In the following article, Sabby Gill, CEO of Dext, examines Andy Burnham’s initial plans for economic growth and argues that small businesses need stability, simpler regulation and greater support for digital adoption if they are to unlock productivity and sustainable growth.
Small businesses will welcome any serious plan to reform business rates, back entrepreneurs and spread growth beyond Westminster. But from the conversations I have every day with accountants and business owners, what they are looking for most right now is not another wave of change, but stability, predictability and less friction.
Andy Burnham will become the seventh Prime Minister in a decade, with his Chancellor the eighth, so it’s no surprise businesses are craving stability.

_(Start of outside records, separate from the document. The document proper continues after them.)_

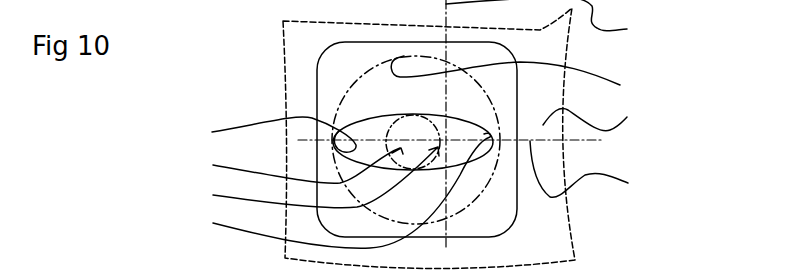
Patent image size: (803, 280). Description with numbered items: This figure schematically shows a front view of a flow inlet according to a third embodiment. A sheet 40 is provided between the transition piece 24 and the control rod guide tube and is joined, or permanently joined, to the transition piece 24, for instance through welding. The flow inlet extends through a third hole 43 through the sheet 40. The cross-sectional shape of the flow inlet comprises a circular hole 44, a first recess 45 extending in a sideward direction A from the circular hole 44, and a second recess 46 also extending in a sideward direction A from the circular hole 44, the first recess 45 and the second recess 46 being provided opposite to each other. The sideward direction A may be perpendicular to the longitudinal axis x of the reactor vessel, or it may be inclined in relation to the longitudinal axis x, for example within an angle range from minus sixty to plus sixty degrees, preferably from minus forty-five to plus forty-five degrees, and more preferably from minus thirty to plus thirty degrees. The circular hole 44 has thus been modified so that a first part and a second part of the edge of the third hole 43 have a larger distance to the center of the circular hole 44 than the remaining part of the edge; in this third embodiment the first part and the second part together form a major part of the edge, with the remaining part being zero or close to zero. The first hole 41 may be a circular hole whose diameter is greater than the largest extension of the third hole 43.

The sheet 40 is at (330, 78).
The first hole 41 is at (525, 81).
The first recess 45 is at (268, 134).
The third hole 43 is at (291, 165).
The circular hole 44 is at (309, 177).
The second recess 46 is at (335, 190).
The transition piece 24 is at (602, 123).
The longitudinal axis x is at (545, 21).
The sideward direction A is at (588, 170).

For many small firms, the biggest barrier to growth is time. They are trying to manage rising costs, late payments, tax changes and compliance demands without the finance teams larger companies rely on. Devolution may bring decisions closer to businesses, but only if it simplifies the environment they operate in. If it creates more fragmented rules, more uncertainty or new administrative burdens, it risks making life harder for the very firms it is meant to support.

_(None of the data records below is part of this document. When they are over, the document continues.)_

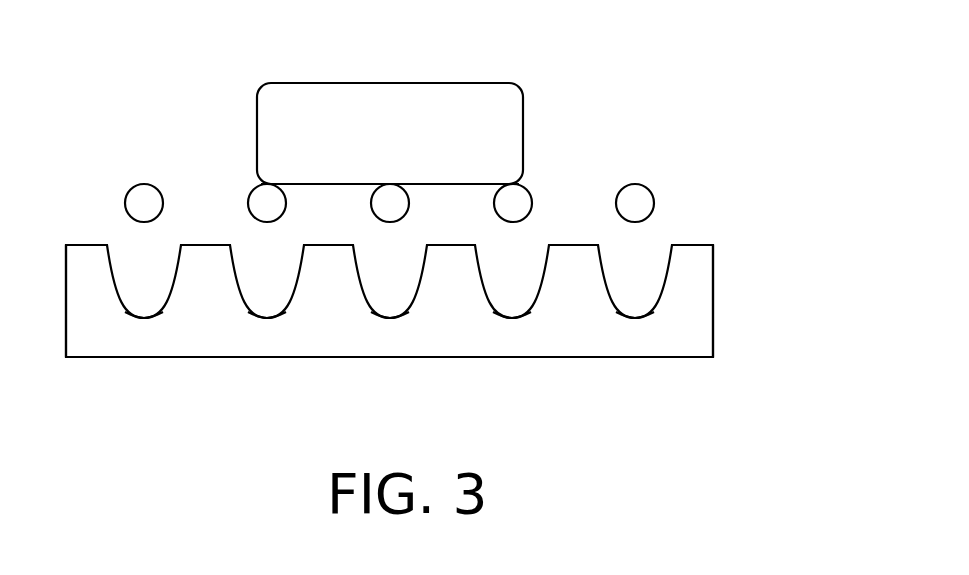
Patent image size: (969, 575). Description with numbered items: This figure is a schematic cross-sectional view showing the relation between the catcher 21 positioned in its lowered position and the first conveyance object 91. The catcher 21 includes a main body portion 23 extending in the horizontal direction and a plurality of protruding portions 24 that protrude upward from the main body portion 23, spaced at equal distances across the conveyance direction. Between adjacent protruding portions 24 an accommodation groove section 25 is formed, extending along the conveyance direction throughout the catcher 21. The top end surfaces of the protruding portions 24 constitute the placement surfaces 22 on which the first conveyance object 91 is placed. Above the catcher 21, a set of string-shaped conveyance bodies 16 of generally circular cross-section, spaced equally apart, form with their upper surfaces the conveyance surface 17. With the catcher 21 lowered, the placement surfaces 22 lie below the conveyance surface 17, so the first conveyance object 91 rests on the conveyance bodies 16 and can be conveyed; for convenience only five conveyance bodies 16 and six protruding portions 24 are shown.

The first conveyance object 91 is at (391, 95).
The conveyance surface 17 is at (263, 183).
The conveyance body 16 is at (258, 192).
The placement surface 22 is at (85, 245).
The catcher 21 is at (714, 264).
The accommodation groove section 25 is at (124, 289).
The protruding portion 24 is at (90, 267).
The main body portion 23 is at (147, 343).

The priority should be to finish what has already been started. Making Tax Digital is a good example. Done properly, it should not just be another compliance requirement. Government should focus on helping businesses complete that journey, including incentivising investment in trusted digital tools that make adoption easier for smaller firms. That would help businesses get their financial data in order, understand cash flow earlier, plan with more confidence and make better decisions before problems become crises.
That matters for AI too. Small businesses will not get the productivity gains being promised from AI if their underlying data is still manual, fragmented or out of date. If the Government wants small firms to grow, it should help them digitise, reduce the time they spend on admin and give them the confidence to focus on customers, margins and growth.